The report looks at the potential negative consequences of such a move, but suggests the benefits would outweigh the negatives.
“There’s a lot of politicized rhetoric about what could happen if states moderately raise their tax rates for their wealthiest citizens,” said economist Jeffrey Thompson, the report author, in a Monday release. “But the reality, based on very clear data, is that the end result will be more revenue in the state coffers to pay for public services. None of the scare stories — people fleeing the state, people stopping work, or not starting new businesses — have been shown to happen in the past, or are likely to happen now. Wealthy households have reaped vast benefits from state and federal tax codes for decades now, and to look to them now for much-needed revenue is sound policy,”
The Maine Center for Economic Policy touted the study in Monday’s release. MECEP noted that the “Responsible Solution” proposed by the Engage Maine coalition in January would “restore tax fairness and raise needed revenue without negative effects upon the state’s economy.”
From the release:
Engage Maine, a coalition of more than 100 progressive Maine leaders, nonprofit organizations and allies, has called upon legislators to roll back recent tax cuts for households earning more than $200,000 and increase the effective tax rate on the top 1 percent of taxpayers to the average tax rate of all Maine households to recover more than $70 million in revenues lost under the state’s current tax policies.
“The Engage Maine ‘Responsible Solution’ restores fairness to Maine’s tax code while providing much needed revenue to meet the state’s budget challenges,” MECEP Executive Director Garrett Martin said in the release. “The 2011 state budget actually increased taxes on those who can least afford it and gave huge windfalls to those who need it least. This new PERI report verifies the case that MECEP and our Engage Maine partners have made to legislators and the people of Maine. It makes good economic sense to demand that Maine’s wealthiest pay their equitable share to fund health care, education, and other critical programs that lessen the damage caused by the worst recession since the Great Depression.”
From the report itself:
In Maine, the poorest twenty percent of households pay 17.06 percent of their income in state and local taxes, the middle twenty percent pay 11.68 percent and the richest one percent pays 9.99 percent – a pattern that is true in all states.

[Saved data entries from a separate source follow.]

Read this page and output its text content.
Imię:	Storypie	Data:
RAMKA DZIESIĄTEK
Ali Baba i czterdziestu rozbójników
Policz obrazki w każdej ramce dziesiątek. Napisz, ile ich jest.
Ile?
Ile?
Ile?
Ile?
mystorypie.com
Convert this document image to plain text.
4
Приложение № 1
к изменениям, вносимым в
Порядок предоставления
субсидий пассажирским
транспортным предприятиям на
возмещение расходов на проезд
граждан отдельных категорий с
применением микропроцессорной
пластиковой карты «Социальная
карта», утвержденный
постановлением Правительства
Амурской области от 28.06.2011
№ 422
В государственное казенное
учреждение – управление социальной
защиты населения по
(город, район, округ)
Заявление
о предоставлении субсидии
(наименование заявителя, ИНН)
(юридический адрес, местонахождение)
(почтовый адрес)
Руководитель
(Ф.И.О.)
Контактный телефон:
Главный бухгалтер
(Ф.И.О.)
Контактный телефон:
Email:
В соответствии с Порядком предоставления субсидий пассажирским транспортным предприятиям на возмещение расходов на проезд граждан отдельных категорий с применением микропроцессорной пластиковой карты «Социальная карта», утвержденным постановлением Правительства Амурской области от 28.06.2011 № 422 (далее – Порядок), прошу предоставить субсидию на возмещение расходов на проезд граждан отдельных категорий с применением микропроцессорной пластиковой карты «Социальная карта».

In addition to significant federal tax breaks, wealthy taxpayers in Maine have enjoyed significant state tax breaks, which is in part why the state does not have the resources it needs to fund public services. Last year Maine passed a budget that lowered the top marginal rate from 8.5 percent to 7.95 percent. The budget also doubled Maine’s estate tax exemption from $1 million to $2 million for an individual. These changes were paid for in part by a 20 percent reduction in Maine’s property tax relief program. The income and estate tax provisions included in last year’s budget will reduce revenues by $393 million in the next biennium.